239 Views Asked by At

I've often seen as an explanation for shanon entropy that it represents "the average number of yes/no questions needed to find out which state a given system is in."

This works very well for a system having an even number of possible states, but if I try to do this with let's say, 3 possible states all equiprobable I don't find this to be true. Indeed, using the entropy, $ H = \sum_{n = 1}^{3}\frac{1}{3}\log_2(\frac{1}{3}) = 1.58$ I find an average number of 1.58 yes/no questions. If I encode the $1^{st}$ state as 0, the $2^{nd}$ state as 1 and the $3^{rd}$ as 00, the average number of bits (questions) that I need to characterize the system is $\frac{4}{3}=1.33$.

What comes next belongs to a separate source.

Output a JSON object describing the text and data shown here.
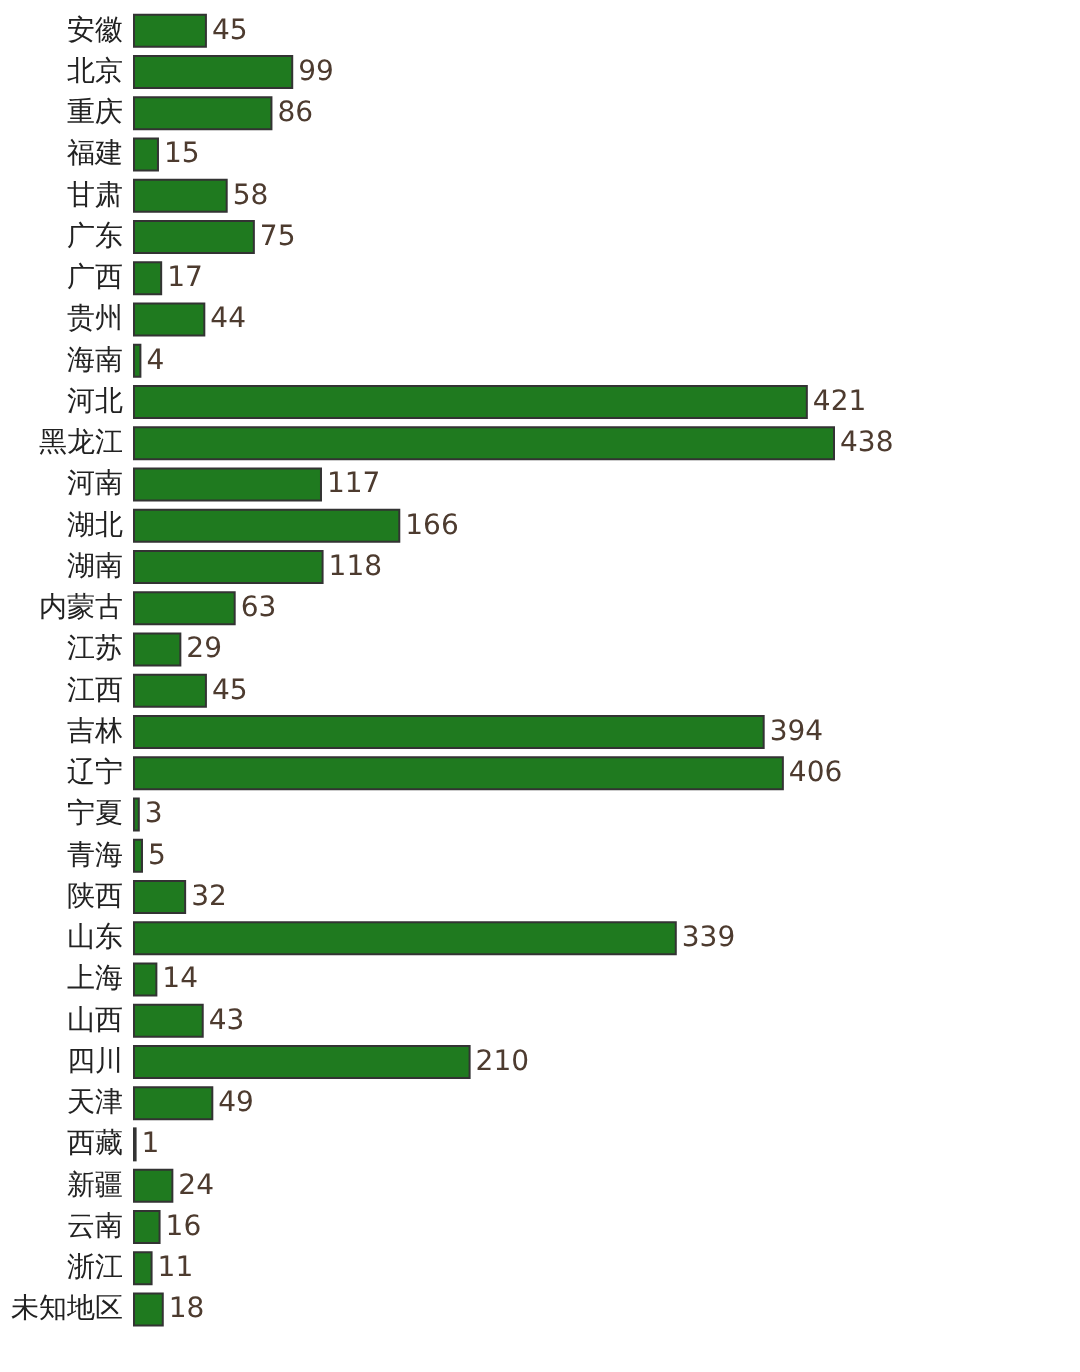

Did I make a mistake somewhere or does it mean that this explanation with the yes/no questions is just a way to simplify things ?

2

There are 2 best solutions below

0
On BEST ANSWER

First, your proposed encoding $A\to 0$, $B \to 1$, $C\to 00$ attains a coding length below the entropy, which should be impossible.

The problem is that your encoding is practically useless, because it's not "uniquely decodable": if you receive $00$ you cannot know if the input was $AA$ or $C$.

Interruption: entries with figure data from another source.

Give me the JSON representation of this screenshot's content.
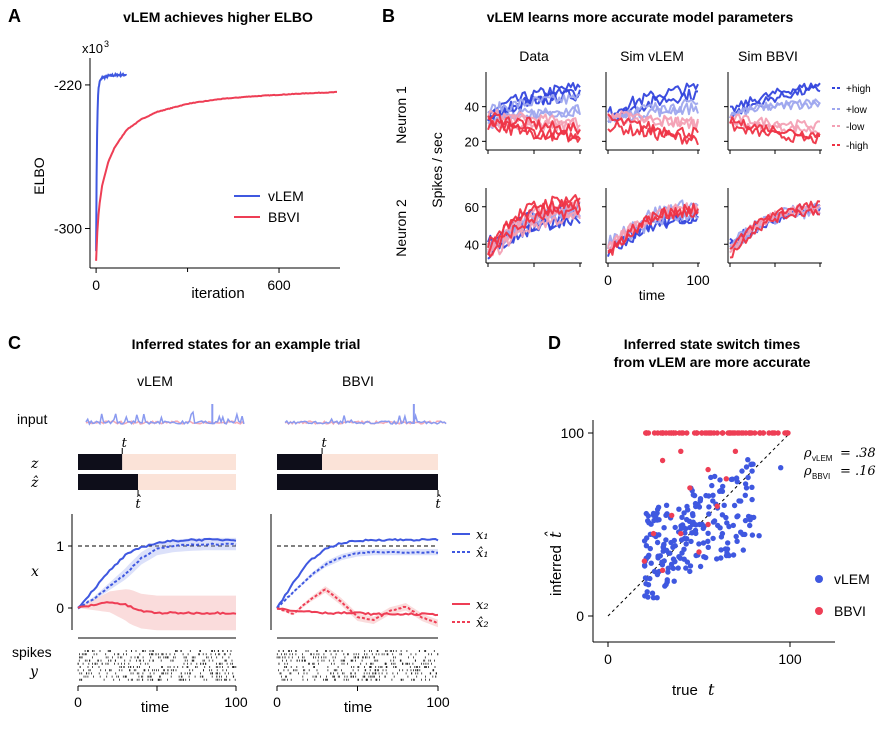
{
  "panels": {
    "A": {
      "letter": "A",
      "title": "vLEM achieves higher ELBO"
    },
    "B": {
      "letter": "B",
      "title": "vLEM learns more accurate model parameters"
    },
    "C": {
      "letter": "C",
      "title": "Inferred states for an example trial"
    },
    "D": {
      "letter": "D",
      "title_line1": "Inferred state switch times",
      "title_line2": "from vLEM are more accurate"
    }
  },
  "colors": {
    "vlem": "#3f58e0",
    "bbvi": "#ee3e55",
    "high_pos": "#3344dd",
    "low_pos": "#9ea6ee",
    "low_neg": "#f3a0b4",
    "high_neg": "#ee3344"
  },
  "chart_data": [
    {
      "id": "A",
      "type": "line",
      "title": "vLEM achieves higher ELBO",
      "xlabel": "iteration",
      "ylabel": "ELBO",
      "multiplier": "x10",
      "multiplier_exp": "3",
      "xlim": [
        -20,
        800
      ],
      "ylim": [
        -322,
        -205
      ],
      "xticks": [
        0,
        600
      ],
      "xtick_labels": [
        "0",
        "600"
      ],
      "yticks": [
        -220,
        -300
      ],
      "ytick_labels": [
        "-220",
        "-300"
      ],
      "legend": {
        "position": "bottom-right",
        "entries": [
          "vLEM",
          "BBVI"
        ]
      },
      "series": [
        {
          "name": "vLEM",
          "x": [
            0,
            1,
            2,
            4,
            6,
            8,
            12,
            20,
            40,
            60,
            80,
            100
          ],
          "y": [
            -312,
            -290,
            -262,
            -240,
            -228,
            -222,
            -218,
            -216,
            -215,
            -214.6,
            -214.4,
            -214.3
          ]
        },
        {
          "name": "BBVI",
          "x": [
            0,
            3,
            6,
            10,
            20,
            40,
            60,
            100,
            150,
            200,
            300,
            400,
            500,
            600,
            700,
            790
          ],
          "y": [
            -318,
            -305,
            -296,
            -288,
            -276,
            -263,
            -255,
            -245,
            -239,
            -235,
            -230.5,
            -228,
            -226.5,
            -225.5,
            -224.6,
            -224
          ]
        }
      ]
    },
    {
      "id": "B",
      "type": "line",
      "title": "vLEM learns more accurate model parameters",
      "columns": [
        "Data",
        "Sim vLEM",
        "Sim BBVI"
      ],
      "rows": [
        "Neuron 1",
        "Neuron 2"
      ],
      "ylabel": "Spikes / sec",
      "xlabel": "time",
      "xticks": [
        0,
        100
      ],
      "xtick_labels": [
        "0",
        "100"
      ],
      "row_yticks": [
        [
          "20",
          "40"
        ],
        [
          "40",
          "60"
        ]
      ],
      "row_ylims": [
        [
          15,
          60
        ],
        [
          30,
          70
        ]
      ],
      "legend": {
        "position": "right",
        "entries": [
          "+high",
          "+low",
          "-low",
          "-high"
        ]
      },
      "series_means": {
        "neuron1": {
          "+high": [
            35,
            41,
            45,
            48,
            50
          ],
          "+low": [
            35,
            38,
            40,
            41,
            42
          ],
          "-low": [
            33,
            31,
            30,
            29,
            28
          ],
          "-high": [
            30,
            27,
            25,
            23,
            22
          ]
        },
        "neuron2": {
          "+high": [
            38,
            46,
            52,
            55,
            57
          ],
          "+low": [
            38,
            47,
            54,
            57,
            58
          ],
          "-low": [
            37,
            48,
            55,
            58,
            59
          ],
          "-high": [
            36,
            49,
            56,
            59,
            60
          ]
        }
      }
    },
    {
      "id": "C",
      "type": "line",
      "title": "Inferred states for an example trial",
      "columns": [
        "vLEM",
        "BBVI"
      ],
      "row_labels": {
        "input": "input",
        "z": "z",
        "zhat": "ẑ",
        "x": "x",
        "spikes": "spikes",
        "y": "y",
        "t": "t",
        "that": "t̂"
      },
      "xlabel": "time",
      "xticks": [
        0,
        100
      ],
      "xtick_labels": [
        "0",
        "100"
      ],
      "yticks": [
        0,
        1
      ],
      "ytick_labels": [
        "0",
        "1"
      ],
      "switch_time_true": 28,
      "switch_time_inferred": {
        "vLEM": 38,
        "BBVI": 100
      },
      "legend": {
        "position": "right",
        "entries": [
          "x₁",
          "x̂₁",
          "x₂",
          "x̂₂"
        ]
      },
      "vLEM": {
        "x1_true": [
          0,
          0.3,
          0.6,
          0.85,
          0.98,
          1.05,
          1.08,
          1.1,
          1.1,
          1.1,
          1.1
        ],
        "x1_hat": [
          0,
          0.15,
          0.35,
          0.55,
          0.8,
          0.95,
          1.0,
          1.02,
          1.03,
          1.03,
          1.03
        ],
        "x2_true": [
          0,
          0.05,
          0.1,
          0.05,
          -0.05,
          -0.08,
          -0.08,
          -0.08,
          -0.08,
          -0.08,
          -0.08
        ]
      },
      "BBVI": {
        "x1_true": [
          0,
          0.4,
          0.75,
          0.95,
          1.05,
          1.08,
          1.1,
          1.1,
          1.1,
          1.1,
          1.1
        ],
        "x1_hat": [
          0,
          0.25,
          0.5,
          0.7,
          0.82,
          0.88,
          0.9,
          0.9,
          0.9,
          0.9,
          0.9
        ],
        "x2_true": [
          0,
          -0.05,
          -0.05,
          -0.08,
          -0.08,
          -0.08,
          -0.1,
          -0.1,
          -0.1,
          -0.1,
          -0.1
        ],
        "x2_hat": [
          0,
          -0.1,
          0.12,
          0.3,
          0.1,
          -0.15,
          -0.2,
          -0.05,
          0.02,
          -0.15,
          -0.25
        ]
      }
    },
    {
      "id": "D",
      "type": "scatter",
      "title": "Inferred state switch times from vLEM are more accurate",
      "xlabel": "true",
      "xlabel_sym": "t",
      "ylabel": "inferred",
      "ylabel_sym": "t̂",
      "xlim": [
        -5,
        120
      ],
      "ylim": [
        -5,
        105
      ],
      "xticks": [
        0,
        100
      ],
      "xtick_labels": [
        "0",
        "100"
      ],
      "yticks": [
        0,
        100
      ],
      "ytick_labels": [
        "0",
        "100"
      ],
      "annotations": [
        {
          "sym": "ρ",
          "sub": "vLEM",
          "value": "= .38"
        },
        {
          "sym": "ρ",
          "sub": "BBVI",
          "value": "= .16"
        }
      ],
      "legend": {
        "position": "right",
        "entries": [
          "vLEM",
          "BBVI"
        ]
      },
      "series": [
        {
          "name": "BBVI",
          "n_at_100": 70,
          "x_range_at_100": [
            17,
            99
          ],
          "extra_points": [
            [
              30,
              85
            ],
            [
              40,
              90
            ],
            [
              45,
              70
            ],
            [
              55,
              80
            ],
            [
              35,
              55
            ],
            [
              25,
              45
            ],
            [
              60,
              60
            ],
            [
              50,
              35
            ],
            [
              20,
              30
            ],
            [
              65,
              75
            ],
            [
              40,
              45
            ],
            [
              30,
              25
            ],
            [
              55,
              50
            ],
            [
              70,
              90
            ]
          ]
        },
        {
          "name": "vLEM",
          "n": 220,
          "x_range": [
            17,
            99
          ],
          "y_range": [
            10,
            95
          ]
        }
      ]
    }
  ]
}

Then you need to do something like $A\to 0$, $B \to 10$, $C\to 11$ , which has an average coding length of $5/3=1.666$ , above the entropy ($H=1.585$). This is to be expected.

And if you code each value isolated, then, yes, you cannot perform better than that . But you can code several values together (code "the extension of the source"), and approach the entropy.

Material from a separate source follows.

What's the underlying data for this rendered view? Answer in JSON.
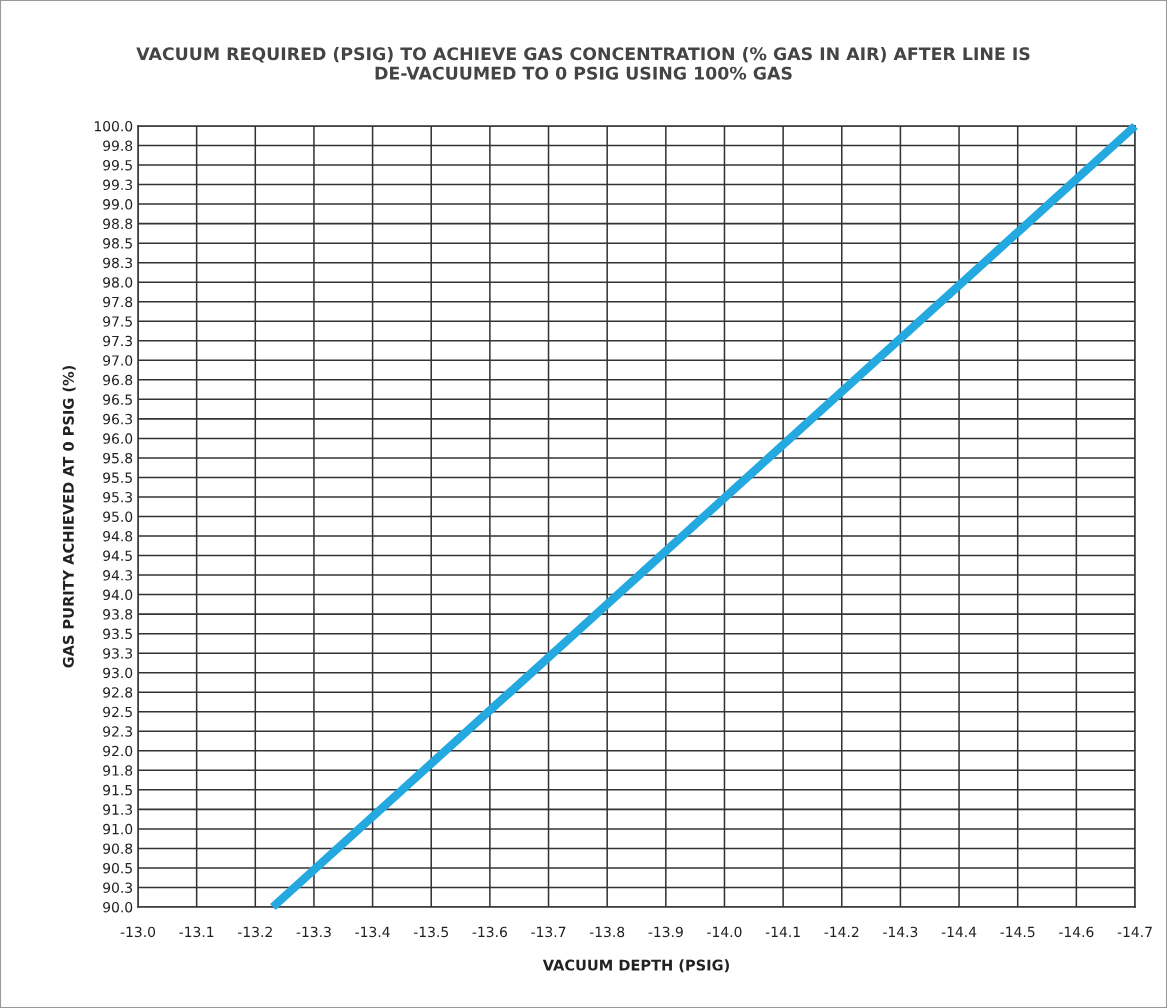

Consider for example a group of $n=5$ values. There are $3^5=243$ equally probable joint values. Because $243 < 256 = 2^8$, you can code this with group with $8$ yes-no questions.

Hence, with this simple scheme, you'd need to ask $8$ questions to discover $5$ values, which gives a coding length $8/5=1.6$, near the entropy.

The above is not optimal (see Huffman coding) but you get the idea.

2
On

The expected code length of a Shannon-Fano code is

$ \mathbb {E} L=\sum _{i=1}^{n}p_{i}l_{i}\leq \sum _{i=1}^{n}p_{i}(-\log _{2}p_{i}+1)=-\sum _{i=1}^{n}p_{i}\log _{2}p_{i}+\sum _{i=1}^{n}p_{i}=H(X)+1.$

Note that the bound has a "+1" -- this is in agreement with your computations

http://en.wikipedia.org/wiki/Shannon%E2%80%93Fano_coding

Note that Shannon-Fano codes are not optimal, but Huffman codes are. For Huffman codes, see

https://en.wikipedia.org/wiki/Huffman_coding